Le premier gouvernement de l’ère Félix Tshisekedi est au coeur de tous les enjeux en République démocratique du Congo. Alors que les deux principales coalitions, celle de Joseph Kabila et celle de l’actuel Chef de l’Etat congolais ont fini par trouvé un accord autour de sa composition, de part et d’autres, des groupes se battent pour avoir leur part du gâteau.

65 membres. C’est le nombre connu à ce jour de ce gouvernement tant attendu. Huit mois après son arrivée au pouvoir, Félix Tshisekedi, qui n’a pas de majorité parlementaire, a été obligé de composer avec la coalition du Front Commun pour le Congo (FCC). Mais il faut à présent identifier les personnes qui vont occuper les 65 postes, dont une quarantaine de ministères.

De part et d’autres, les gesticulations commencent. Au FCC, la situation est étrangement calme. Des sources confirment que les consultations se poursuivent. Tandis qu’au CACH (Cap pour le Changement, coalition de Félix Tshisekedi: NDLR), les tractations connaissent un véritable bras de fer.

Dimanche dernier à Kinshasa, c’est Tryphon Kin-kiey Mulumba, ancien farouche Kabiliste jusque novembre dernier, qui est monté au créneau pour réclamer sa part. “Malgré diffamations, intimidations, menaces d’exil et de mort, seules des convictions profondes ancrées dans une vision de sauver la Nation, l’ont déterminé, fait maintenir et réaffirmer le cap Fatshi sur lequel très peu au sein de la classe politique au Congo et ailleurs ne pariait gros après le clash de Genève, ignorant les réalités de ce pays immense, convictions défendues déjà, en temps et en heure, au sein des réunions du Bureau Politique de l’ex-Majorité Présidentielle” , ecrivent ses partisans dans un communiqué.
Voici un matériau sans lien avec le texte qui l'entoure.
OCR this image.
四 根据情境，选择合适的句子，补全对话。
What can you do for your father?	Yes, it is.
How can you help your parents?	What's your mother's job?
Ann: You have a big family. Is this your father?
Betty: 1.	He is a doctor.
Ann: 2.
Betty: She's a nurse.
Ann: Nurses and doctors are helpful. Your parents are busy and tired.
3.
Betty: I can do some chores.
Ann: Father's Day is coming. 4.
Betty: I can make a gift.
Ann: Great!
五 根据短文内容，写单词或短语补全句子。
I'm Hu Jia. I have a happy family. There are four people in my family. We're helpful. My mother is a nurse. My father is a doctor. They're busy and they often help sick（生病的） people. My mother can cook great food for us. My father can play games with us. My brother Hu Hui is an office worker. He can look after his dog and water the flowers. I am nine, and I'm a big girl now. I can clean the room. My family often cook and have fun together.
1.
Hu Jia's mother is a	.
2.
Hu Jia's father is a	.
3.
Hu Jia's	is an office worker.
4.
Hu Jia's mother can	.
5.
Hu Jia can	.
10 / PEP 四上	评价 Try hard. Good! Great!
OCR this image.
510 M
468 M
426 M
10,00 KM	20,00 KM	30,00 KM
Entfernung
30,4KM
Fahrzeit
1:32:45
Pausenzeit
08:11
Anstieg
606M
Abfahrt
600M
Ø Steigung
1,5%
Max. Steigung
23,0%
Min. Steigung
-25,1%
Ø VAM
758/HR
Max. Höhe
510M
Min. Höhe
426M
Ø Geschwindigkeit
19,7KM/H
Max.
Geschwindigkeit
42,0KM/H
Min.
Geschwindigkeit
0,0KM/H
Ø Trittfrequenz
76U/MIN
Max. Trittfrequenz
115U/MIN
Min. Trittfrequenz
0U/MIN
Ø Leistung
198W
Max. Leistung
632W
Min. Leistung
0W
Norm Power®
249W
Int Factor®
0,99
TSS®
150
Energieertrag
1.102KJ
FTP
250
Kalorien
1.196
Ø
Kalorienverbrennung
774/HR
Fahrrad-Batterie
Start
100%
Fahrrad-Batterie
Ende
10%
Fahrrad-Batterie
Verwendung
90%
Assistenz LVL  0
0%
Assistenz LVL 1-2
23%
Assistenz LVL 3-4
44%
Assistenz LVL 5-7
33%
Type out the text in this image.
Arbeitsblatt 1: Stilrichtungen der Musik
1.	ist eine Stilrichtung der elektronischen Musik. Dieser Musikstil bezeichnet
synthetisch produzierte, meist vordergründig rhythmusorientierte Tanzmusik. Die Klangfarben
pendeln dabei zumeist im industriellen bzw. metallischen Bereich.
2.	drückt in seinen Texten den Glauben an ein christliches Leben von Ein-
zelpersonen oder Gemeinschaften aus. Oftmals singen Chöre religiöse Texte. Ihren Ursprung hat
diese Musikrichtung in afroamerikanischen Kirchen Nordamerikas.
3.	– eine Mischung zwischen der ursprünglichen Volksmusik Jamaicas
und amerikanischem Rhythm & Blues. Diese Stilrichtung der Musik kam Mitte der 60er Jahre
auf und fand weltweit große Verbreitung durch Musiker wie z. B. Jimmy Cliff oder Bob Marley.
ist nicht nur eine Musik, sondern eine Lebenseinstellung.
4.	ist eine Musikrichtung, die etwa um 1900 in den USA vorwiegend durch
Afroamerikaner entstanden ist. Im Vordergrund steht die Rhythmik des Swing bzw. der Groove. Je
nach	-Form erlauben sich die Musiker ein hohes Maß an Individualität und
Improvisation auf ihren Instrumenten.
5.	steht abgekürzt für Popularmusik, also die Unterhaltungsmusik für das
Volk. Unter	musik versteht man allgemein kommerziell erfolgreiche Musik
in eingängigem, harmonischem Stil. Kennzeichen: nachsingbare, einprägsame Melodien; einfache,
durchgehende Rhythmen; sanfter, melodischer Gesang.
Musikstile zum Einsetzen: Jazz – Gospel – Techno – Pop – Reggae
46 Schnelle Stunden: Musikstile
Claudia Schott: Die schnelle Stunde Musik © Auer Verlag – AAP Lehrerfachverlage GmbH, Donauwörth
Entre-temps, le Rassemblement des Démocrates Tshisekedistes monte au créneau de son côté et se réclame comme étant une troisième force au sein du CACH après l’UDPS et l’UNC. Elle veut des postes correspondants à son poids politique, soit au moins 8 députés provinciaux, 1 sénateur, deux ministres, etc.

Nous nous battons pour qu’au moment du partage au niveau des institutions de la République, le RDT soit suffisamment représenté. Cela est un combat d’équité, de moralité et de bon sens“, explique l’avocat Sylvain Mutombo dans un message.

Entre l’UNC, de Vital Kamerhe, et l’UDPS de Félix Tshisekedi, l’heure n’est non plus à l’accalmie. Le parti du Directeur de cabinet du Chef de l’Etat réclame une part trop grande, rapportent plusieurs sources. De quoi frustrer l’UDPS. Mais du côté de Kamerhe, on se base sur l’accord de Nairobi, conclu l’année dernière et qui faisait de Vital Kamerhe le colistier de Félix Tshisekedi, pour obtenir gain de cause.

Selon des sources concordantes, le gouvernement devrait être publié vers le 15 août. Mais à l’allure vont les tractations, rien n’est sûr. Rien n’est également sûr que certaines alliances tiennent longtemps.